Grace
Francis Su’s lecture “The Lessons of Grace in Teaching” is in my core curriculum, the writings I reread several times a year. It reminds me that everyone deserves to be known as a person beyond what they can achieve.
And everyone includes me.
When I treat myself instrumentally, when I feel low because I worry about letting others down, worry that I’m not getting enough down, those are the times I’m most likely to only see other people in relation to tasks and goals, rather than other conscious beings with fundamental dignity.
Whatever ethical commitments I choose towards others, I have to also hold towards myself.
Francis Su defines grace as having a fundamental good regard for others, just because they are human.
Your accomplishments are NOT what make you a worthy human being. You learn this lesson when someone shows you GRACE: good things you didn’t earn or deserve, but you’re getting them anyway.

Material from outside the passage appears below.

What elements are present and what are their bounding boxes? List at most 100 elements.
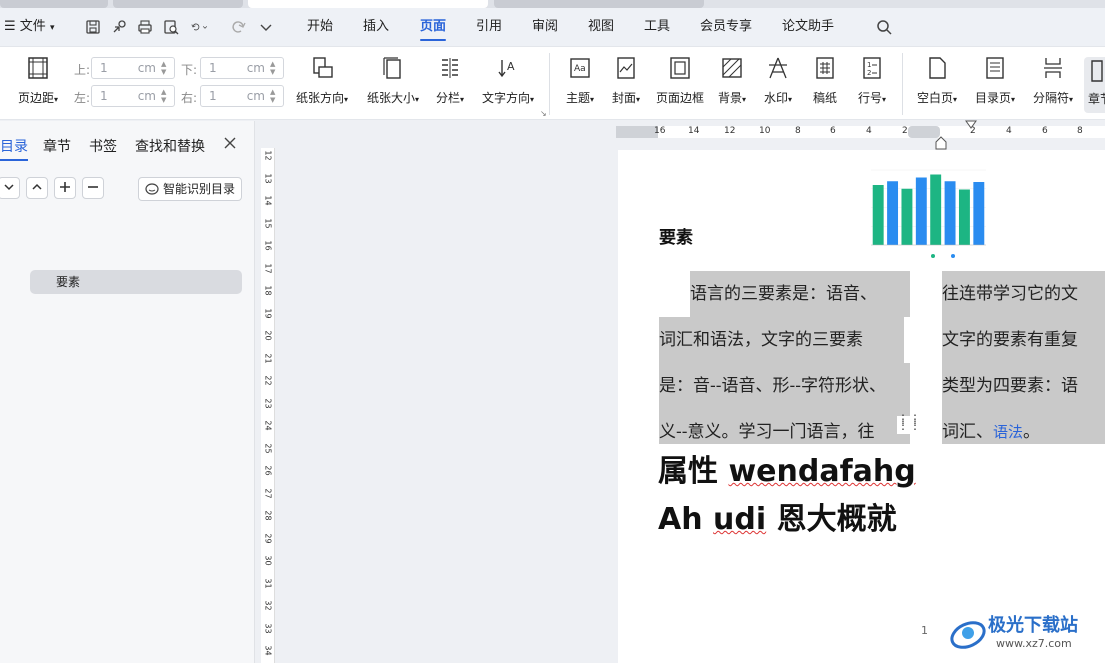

There are specific contexts in which showing others grace is an essential habit of mind. Su believes teaching is one:
Grace is precisely what makes hard conversations possible, and productive, between people. But you have to extend the grace first.
I’m a leader at work. Like in teaching, that requires extending grace to those coworkers who depend on me. But I need to show grace to myself, because in those situations where I hold power over others (with my children, with the coworkers I lead) their needs come first.
How many abuse as of power derive from someone who cannot meet their own need for dignity in anyway and so abuse others to try and fill that vacuum?